Barış Süreci sureten ve retorikte bir kardeşlik ve birliği vurgularken gerçekte PKK şiddeti karşısında Türkiye Cumhuriyeti devletinin çaresiz kalmasıdır. Çünkü devletin malzemesi şiddettir. Ve sadece kendi nevinden olanı muhatap kabul eder.
Şiddet kabiliyeti ve tehdit potansiyeli halen kütlevi olarak bir veya birkaç grubun elinde olduğu için iktidar bir o yana bir bu yana akan tepsideki su gibidir. Herkesin herkes için bir tehdit hâline gelmesi gerekiyor. Herkesin herkese muhtaç hâle gelmesi gerekiyor. (Kaderin cilvesi: Daha düne kadar Kürdler üzerinde tahakküm kibri ile hareket edenler bugün Kürdlere muhtaç hâle geliyorlar.) Ne zaman ki kütlevi şiddet ve tehdit kabiliyeti iyice atomize olup bireyler seviyesinde herkese dağılır, işte o zaman demokrasiden sözedebiliriz. O zamana kadar ya çoğunluğun azınlığa baskısı ya da azınlığın çoğunluğa baskısıyla karşılaşacağız. Demokrasi, toplumdaki şiddet kabiliyeti olanların muhataplarına hükmedememe noktasında çareyi anlaşmada aramasıyla ortaya çıkar.
Bugün Türkiye’de daha yeni hukuk doğuyor. Öyle tepeden gelen soyut hukuk değil. Kanlı, canlı, ıstıraplı hakiki hukuk. Kutsallığı, ulaşılmasında ödenen bedellerle doğacak bir hukuk.
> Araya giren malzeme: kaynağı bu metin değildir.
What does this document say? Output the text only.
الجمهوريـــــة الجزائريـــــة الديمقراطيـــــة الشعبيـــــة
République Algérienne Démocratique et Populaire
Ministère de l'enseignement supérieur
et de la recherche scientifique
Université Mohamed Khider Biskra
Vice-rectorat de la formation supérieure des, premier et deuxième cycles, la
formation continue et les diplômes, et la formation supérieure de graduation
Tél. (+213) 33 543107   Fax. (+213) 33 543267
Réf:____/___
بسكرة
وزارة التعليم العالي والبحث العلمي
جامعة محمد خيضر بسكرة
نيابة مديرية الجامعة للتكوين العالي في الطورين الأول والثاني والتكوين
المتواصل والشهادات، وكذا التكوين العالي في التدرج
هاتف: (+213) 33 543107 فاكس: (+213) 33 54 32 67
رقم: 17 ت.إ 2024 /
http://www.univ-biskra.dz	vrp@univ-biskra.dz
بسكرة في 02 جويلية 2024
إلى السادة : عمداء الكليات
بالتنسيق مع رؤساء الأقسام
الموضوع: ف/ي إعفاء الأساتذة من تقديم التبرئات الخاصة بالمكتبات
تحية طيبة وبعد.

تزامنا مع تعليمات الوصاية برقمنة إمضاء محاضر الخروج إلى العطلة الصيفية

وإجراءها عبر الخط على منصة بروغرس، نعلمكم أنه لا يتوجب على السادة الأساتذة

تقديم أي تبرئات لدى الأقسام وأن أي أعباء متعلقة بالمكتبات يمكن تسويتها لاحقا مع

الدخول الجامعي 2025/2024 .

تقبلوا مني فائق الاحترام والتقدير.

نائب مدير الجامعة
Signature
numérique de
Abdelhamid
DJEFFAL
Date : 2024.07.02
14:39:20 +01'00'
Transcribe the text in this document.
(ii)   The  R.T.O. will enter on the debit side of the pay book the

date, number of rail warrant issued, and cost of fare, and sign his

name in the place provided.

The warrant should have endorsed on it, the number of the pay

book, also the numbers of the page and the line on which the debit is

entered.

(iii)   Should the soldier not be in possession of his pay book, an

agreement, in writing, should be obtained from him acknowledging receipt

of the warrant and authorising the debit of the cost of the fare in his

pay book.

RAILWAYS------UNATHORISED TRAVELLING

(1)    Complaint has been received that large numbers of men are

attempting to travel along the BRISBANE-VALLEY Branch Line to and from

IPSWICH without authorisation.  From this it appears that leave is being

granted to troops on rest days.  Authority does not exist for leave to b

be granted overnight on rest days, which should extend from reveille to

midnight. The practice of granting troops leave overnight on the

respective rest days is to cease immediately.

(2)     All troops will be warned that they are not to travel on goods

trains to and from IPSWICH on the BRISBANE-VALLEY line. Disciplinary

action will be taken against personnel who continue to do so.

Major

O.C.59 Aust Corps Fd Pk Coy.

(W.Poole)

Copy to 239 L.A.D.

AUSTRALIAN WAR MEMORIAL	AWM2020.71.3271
Anayasa’da özgürlük tesellisi arayanlar bilin ki layık olduğunuz ve yönetildiğiniz gizli fiilî anayasanız Kırmızı Kitap’tır. Kırmızı Kitabın içine herkesi sokup onu açık ve meşru Anayasa’ya dönüştürmek ise sizi demokrasiye götürecek yoldur.
Dindarlık ve ahlak arasındaki bağ ve buna dair hüsnuzan iktidar katlarında realpolitik kayalara çarpıp paramparça oldu. Bencillikler çırılçıplak hâlleriyle görünür oldu. Hak hırsızlıklarına örtü hâline gelen dindarlık, din kardeşliği gibi kutsal tütsülerin dumanı dağılıyor. Gerçekçi bir hukuk ve yüzleşme için dibi ha bulduk ha bulacağız. İşte oradan gerçek bir Anayasa doğacak.
BİR JESTİN ANATOMİSİ:
Kral kendi çıplaklığı ortaya çıkmasın diye tevazudan sorumlu memuruna emirle zırhlı kürk giydiriyor. Ortaya garip iki sonuç çıkıyor: “Ye kral ye” ve “kürk çıplak!”